Experimental Performance of Polyester-Fiber-Based Soil Geogrids against Reflective Cracks

Abstract

Road pavements may be subjected to deterioration problems caused by excessive traffic loads, thousands of load repetitions, environmental and climatic conditions, freeze-thaw effects, and insufficient design of mixtures. The formation of reflective cracks is the most common structural problem that occurs on a road's superstructure over time. Special applications requiring expensive geosynthetics, such as glass-fiber-based geogrids (GG) or carbon-fiber-based geogrids, are generally used to solve this problem. Therefore, in this study, the utility of polyester-fiber-based soil geogrid (PG) is investigated as an alternative solution in relation to experimental performance analysis.

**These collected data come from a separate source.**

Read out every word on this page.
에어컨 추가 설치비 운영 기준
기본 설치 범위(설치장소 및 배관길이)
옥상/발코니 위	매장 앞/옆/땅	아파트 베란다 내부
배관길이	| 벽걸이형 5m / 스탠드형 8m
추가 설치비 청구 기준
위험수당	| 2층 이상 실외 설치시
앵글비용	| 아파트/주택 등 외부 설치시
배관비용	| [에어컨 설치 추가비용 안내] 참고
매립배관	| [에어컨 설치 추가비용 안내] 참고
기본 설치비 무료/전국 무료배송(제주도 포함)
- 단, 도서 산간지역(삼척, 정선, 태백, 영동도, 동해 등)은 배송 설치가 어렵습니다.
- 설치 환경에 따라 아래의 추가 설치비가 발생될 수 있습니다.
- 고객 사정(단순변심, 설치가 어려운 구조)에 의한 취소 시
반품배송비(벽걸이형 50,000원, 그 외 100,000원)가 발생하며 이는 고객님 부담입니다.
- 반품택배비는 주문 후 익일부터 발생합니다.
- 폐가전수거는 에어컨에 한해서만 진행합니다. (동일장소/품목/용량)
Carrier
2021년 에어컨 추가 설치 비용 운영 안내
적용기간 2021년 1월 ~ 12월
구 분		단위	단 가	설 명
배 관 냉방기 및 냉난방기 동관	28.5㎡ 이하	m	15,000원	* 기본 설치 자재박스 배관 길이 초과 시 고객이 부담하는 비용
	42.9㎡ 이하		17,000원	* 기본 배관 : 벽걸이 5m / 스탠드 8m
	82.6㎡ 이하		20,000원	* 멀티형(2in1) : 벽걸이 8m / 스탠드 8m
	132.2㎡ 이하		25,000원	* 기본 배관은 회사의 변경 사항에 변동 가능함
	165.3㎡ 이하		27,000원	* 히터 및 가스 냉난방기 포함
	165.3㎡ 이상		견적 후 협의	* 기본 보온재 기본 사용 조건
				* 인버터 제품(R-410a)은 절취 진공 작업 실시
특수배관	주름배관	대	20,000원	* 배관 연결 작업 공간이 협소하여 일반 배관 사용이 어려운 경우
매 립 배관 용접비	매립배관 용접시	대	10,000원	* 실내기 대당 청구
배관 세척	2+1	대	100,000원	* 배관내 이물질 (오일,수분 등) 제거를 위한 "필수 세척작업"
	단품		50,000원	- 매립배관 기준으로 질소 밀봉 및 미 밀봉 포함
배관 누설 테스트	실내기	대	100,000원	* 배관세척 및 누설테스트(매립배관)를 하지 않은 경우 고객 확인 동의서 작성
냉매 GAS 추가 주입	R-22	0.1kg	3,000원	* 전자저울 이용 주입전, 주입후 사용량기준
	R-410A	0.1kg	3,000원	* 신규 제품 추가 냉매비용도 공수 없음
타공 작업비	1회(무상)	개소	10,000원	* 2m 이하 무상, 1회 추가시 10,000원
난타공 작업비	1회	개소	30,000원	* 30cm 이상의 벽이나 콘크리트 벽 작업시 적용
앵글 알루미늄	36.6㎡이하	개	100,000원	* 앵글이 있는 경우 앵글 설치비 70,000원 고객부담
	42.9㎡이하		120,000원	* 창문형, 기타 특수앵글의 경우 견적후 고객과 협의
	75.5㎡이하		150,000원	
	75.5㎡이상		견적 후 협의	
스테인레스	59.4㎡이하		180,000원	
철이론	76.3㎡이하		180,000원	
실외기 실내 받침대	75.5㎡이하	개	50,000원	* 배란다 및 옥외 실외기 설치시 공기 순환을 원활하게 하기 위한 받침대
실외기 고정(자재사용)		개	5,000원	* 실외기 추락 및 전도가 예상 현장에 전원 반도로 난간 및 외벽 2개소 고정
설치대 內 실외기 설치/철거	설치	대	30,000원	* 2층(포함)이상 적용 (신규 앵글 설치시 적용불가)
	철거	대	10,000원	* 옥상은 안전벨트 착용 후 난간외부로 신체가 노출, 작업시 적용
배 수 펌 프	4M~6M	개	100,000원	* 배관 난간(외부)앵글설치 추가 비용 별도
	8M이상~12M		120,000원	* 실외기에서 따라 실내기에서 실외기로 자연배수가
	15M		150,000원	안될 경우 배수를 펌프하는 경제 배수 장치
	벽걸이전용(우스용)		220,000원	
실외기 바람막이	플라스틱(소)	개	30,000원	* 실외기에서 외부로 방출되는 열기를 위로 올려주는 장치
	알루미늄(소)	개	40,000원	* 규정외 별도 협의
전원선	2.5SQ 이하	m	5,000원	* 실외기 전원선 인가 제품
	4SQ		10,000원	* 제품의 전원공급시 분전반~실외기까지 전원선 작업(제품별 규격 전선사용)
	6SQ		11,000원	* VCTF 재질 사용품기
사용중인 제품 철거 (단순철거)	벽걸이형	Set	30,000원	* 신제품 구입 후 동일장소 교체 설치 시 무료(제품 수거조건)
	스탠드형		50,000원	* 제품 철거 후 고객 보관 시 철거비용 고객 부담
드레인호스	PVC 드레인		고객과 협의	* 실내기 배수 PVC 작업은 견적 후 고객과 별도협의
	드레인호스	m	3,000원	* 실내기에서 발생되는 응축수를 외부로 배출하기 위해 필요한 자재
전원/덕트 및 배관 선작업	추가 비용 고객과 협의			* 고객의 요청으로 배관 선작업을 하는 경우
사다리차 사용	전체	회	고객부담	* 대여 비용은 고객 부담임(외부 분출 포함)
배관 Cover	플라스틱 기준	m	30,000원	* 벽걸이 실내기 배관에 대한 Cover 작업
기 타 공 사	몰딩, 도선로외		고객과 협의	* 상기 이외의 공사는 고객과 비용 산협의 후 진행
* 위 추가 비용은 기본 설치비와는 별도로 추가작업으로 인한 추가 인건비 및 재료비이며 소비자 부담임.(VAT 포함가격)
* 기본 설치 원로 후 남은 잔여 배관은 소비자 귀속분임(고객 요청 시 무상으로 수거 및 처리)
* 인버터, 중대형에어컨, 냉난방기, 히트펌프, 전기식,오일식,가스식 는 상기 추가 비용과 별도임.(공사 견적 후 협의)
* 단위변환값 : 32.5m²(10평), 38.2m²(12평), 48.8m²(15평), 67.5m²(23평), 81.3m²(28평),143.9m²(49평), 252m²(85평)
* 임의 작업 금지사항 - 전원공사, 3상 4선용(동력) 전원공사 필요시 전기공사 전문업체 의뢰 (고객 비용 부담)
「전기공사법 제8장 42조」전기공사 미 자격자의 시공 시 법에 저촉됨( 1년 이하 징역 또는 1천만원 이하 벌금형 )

Three-point bending tests are realized to custom-engineered hot mix asphalt plate specimens, with and without geogrids, under full-capacity static loading, cyclic loading, and dynamic fatigue loading conditions. Although the same bending strength levels are seen for plate specimens, including GG and PG reinforcements with a 100 kN/m tensile strength, PG-containing specimens show a 42% greater performance in the case of cyclic loading. Moreover, PG-reinforced plates have greater elastic behavior than GG plates, up to 49.4% within a dynamic fatigue test at the end of 15,000 cycles. As a result, it is shown that reflective cracks can be more effectively delayed by the use of soil PGs, rather than GGs, in relation to overall performance and service life.